We present new JWST/MIRI-MRS data of the z=4.601 extremely luminous obscured quasar WISEA J224607.56-052634.9 (W2246-0526). Our fits of its spectral energy distribution (SED) with the SED fitting code SMART (Spectral energy distributions Markov chain Analysis with Radiative Transfer models) predict an active galactic nucleus (AGN) fraction in the range 72-81 per cent, an intrinsic AGN luminosity of 4.2-7.2 x 10^14 Lo, a polar dust luminosity of 1.6-1.7 x 10^14 Lo, a black hole mass of 1.3-2.3 x 10^10 Mo (assuming the quasar is accreting at the Eddington limit), a star formation rate (SFR) of 360-2900 Mo/yr and a stellar mass of 4.8-5 x 10^11 Mo. The stellar and black hole masses of W2246-0526 are typical of a giant elliptical galaxy at z=0. We find statistically significant evidence for the presence of a hot dust component, which we interpret as polar dust in the context of a torus geometry, based on recent results obtained for nearby AGN. We explore two smooth and two two-phase models for the AGN torus, to put constraints on the AGN fraction of the galaxy, the black hole mass and its SFR. We show that the presence of polar dust affects the estimate of the AGN luminosity and we recommend to take into account this component in SED fits of other high-redshift obscured AGN/quasars. Despite the large difference in luminosity, we discuss possible links between the presence of this hot dust component in W2246-0526 and in some local AGN, suggesting that they may have a different origin.

Short digest

Using new JWST/MIRI-MRS spectroscopy plus broadband SED fitting with SMART, this paper models the z=4.601 Hot DOG quasar W2246-0526 across four torus prescriptions and finds it is overwhelmingly AGN-powered, with an AGN fraction of 72-81 per cent and an intrinsic AGN luminosity of 4.2-7.2 x 10^14 Lsun.

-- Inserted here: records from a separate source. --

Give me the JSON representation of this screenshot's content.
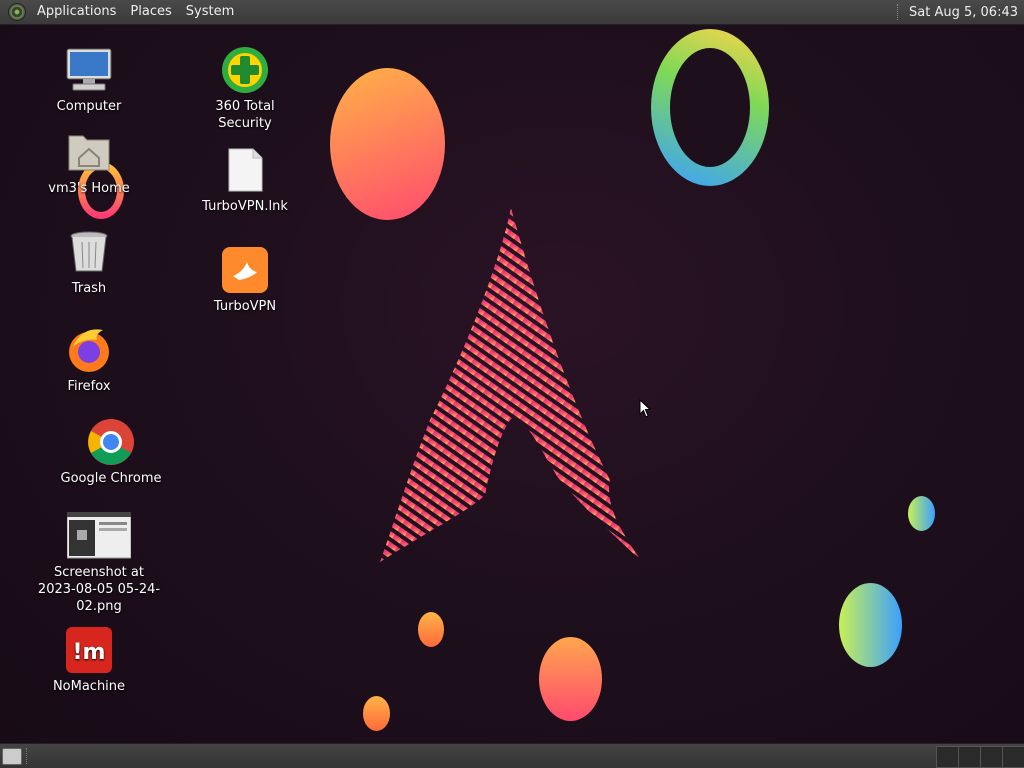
{
  "topbar": {
    "menus": [
      "Applications",
      "Places",
      "System"
    ],
    "clock": "Sat Aug  5, 06:43"
  },
  "desktop_icons": [
    {
      "label": "Computer",
      "icon": "computer-icon"
    },
    {
      "label": "vm3's Home",
      "icon": "home-folder-icon"
    },
    {
      "label": "Trash",
      "icon": "trash-icon"
    },
    {
      "label": "Firefox",
      "icon": "firefox-icon"
    },
    {
      "label": "Google Chrome",
      "icon": "chrome-icon"
    },
    {
      "label": "Screenshot at 2023-08-05 05-24-02.png",
      "icon": "image-thumbnail-icon"
    },
    {
      "label": "NoMachine",
      "icon": "nomachine-icon"
    },
    {
      "label": "360 Total Security",
      "icon": "360-security-icon"
    },
    {
      "label": "TurboVPN.lnk",
      "icon": "file-icon"
    },
    {
      "label": "TurboVPN",
      "icon": "turbovpn-icon"
    }
  ],
  "colors": {
    "background": "#1e0f1c",
    "panel": "#3c3c3c",
    "accent_pink": "#e0307a",
    "accent_orange": "#ff9a3c"
  }
}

The key result is statistically significant evidence for an additional hot-dust component interpreted as polar dust, with luminosity 1.6-1.7 x 10^14 Lsun, which materially shifts the inferred AGN luminosity and therefore the derived black-hole mass. Under Eddington-limited accretion the implied black hole mass is 1.3-2.3 x 10^10 Msun, while the allowed host properties remain broad at SFR = 360-2900 Msun/yr and stellar mass about 4.8-5 x 10^11 Msun. The broader takeaway is that polar dust is not a negligible detail even in extreme high-redshift obscured quasars, and omitting it can bias physical inferences drawn from SED fitting.

Key figures to inspect

• Figure 3. This is the paper's most important evidence figure because it shows the SED fits once the polar-dust component is added, directly matching the abstract's central claim of statistically significant hot-dust emission. Use it to see how the extra component redistributes the mid-infrared luminosity budget across the different torus models and why the inferred intrinsic AGN luminosity changes when polar dust is included.

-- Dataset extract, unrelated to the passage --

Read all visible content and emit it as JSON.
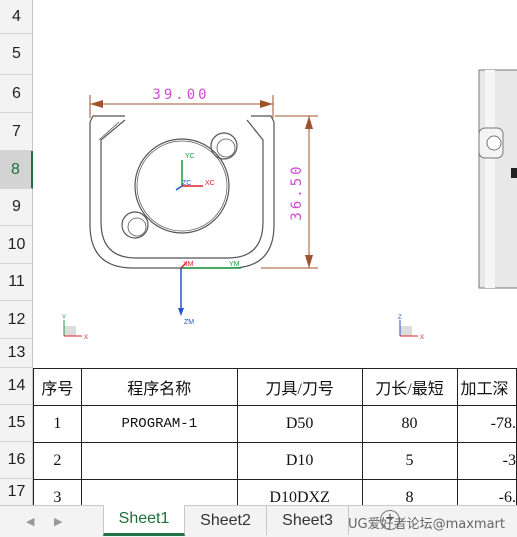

• Figure 1. This baseline comparison, without host extinction or polar dust, is useful for understanding what the standard torus-plus-starburst-plus-host framework can and cannot explain on its own. It gives the reader a clean before-state against which the later polar-dust fits can be judged, making the need for an additional hot component much more concrete.
• Figure 2. This figure isolates the effect of adding host extinction while still excluding polar dust, which is important because the paper explicitly explores modeling degeneracies before concluding that a separate hot-dust component is required. It helps the reader see that changes in line-of-sight attenuation alone do not replace the role of polar dust in the preferred interpretation.

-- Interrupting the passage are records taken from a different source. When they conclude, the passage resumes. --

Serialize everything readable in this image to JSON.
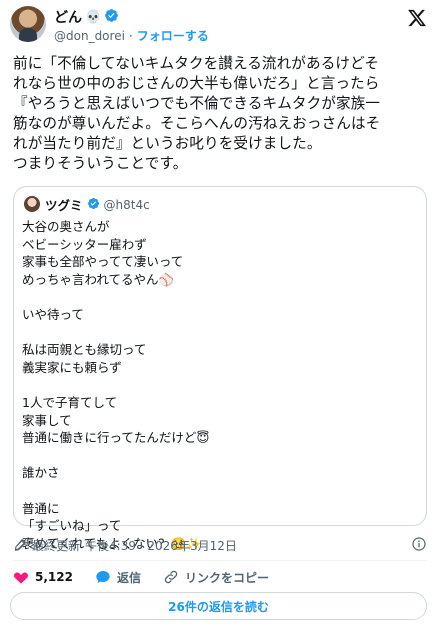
{
  "author": {
    "display_name": "どん",
    "name_emoji": "💀",
    "handle": "@don_dorei",
    "separator": "·",
    "follow_label": "フォローする"
  },
  "tweet": {
    "text": "前に「不倫してないキムタクを讃える流れがあるけどそ\nれなら世の中のおじさんの大半も偉いだろ」と言ったら\n『やろうと思えばいつでも不倫できるキムタクが家族一\n筋なのが尊いんだよ。そこらへんの汚ねえおっさんはそ\nれが当たり前だ』というお叱りを受けました。\nつまりそういうことです。"
  },
  "quote": {
    "display_name": "ツグミ",
    "handle": "@h8t4c",
    "text": "大谷の奥さんが\nベビーシッター雇わず\n家事も全部やってて凄いって\nめっちゃ言われてるやん⚾\n\nいや待って\n\n私は両親とも縁切って\n義実家にも頼らず\n\n1人で子育てして\n家事して\n普通に働きに行ってたんだけど😇\n\n誰かさ\n\n普通に\n「すごいね」って\n褒めてくれてもよくない？🥺✨"
  },
  "meta": {
    "label": "最終更新",
    "timestamp": "午後4:39 · 2026年3月12日"
  },
  "actions": {
    "likes": "5,122",
    "reply_label": "返信",
    "copy_link_label": "リンクをコピー"
  },
  "read_replies_label": "26件の返信を読む",
  "colors": {
    "accent": "#1d9bf0",
    "like": "#f91880",
    "text": "#0f1419",
    "secondary": "#536471",
    "border": "#cfd9de"
  },
  "icons": [
    "verified-badge-icon",
    "x-logo-icon",
    "edit-history-icon",
    "info-icon",
    "heart-icon",
    "reply-icon",
    "link-icon"
  ]
}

• Figure 4. The geometry schematic matters because the paper does not only fit an empirical excess; it argues for a specific physical interpretation in which polar dust can itself suffer extinction through the torus along the observed line of sight. This figure is the clearest bridge between the radiative-transfer fitting results and the proposed obscurer geometry that explains W2246-0526's observed properties.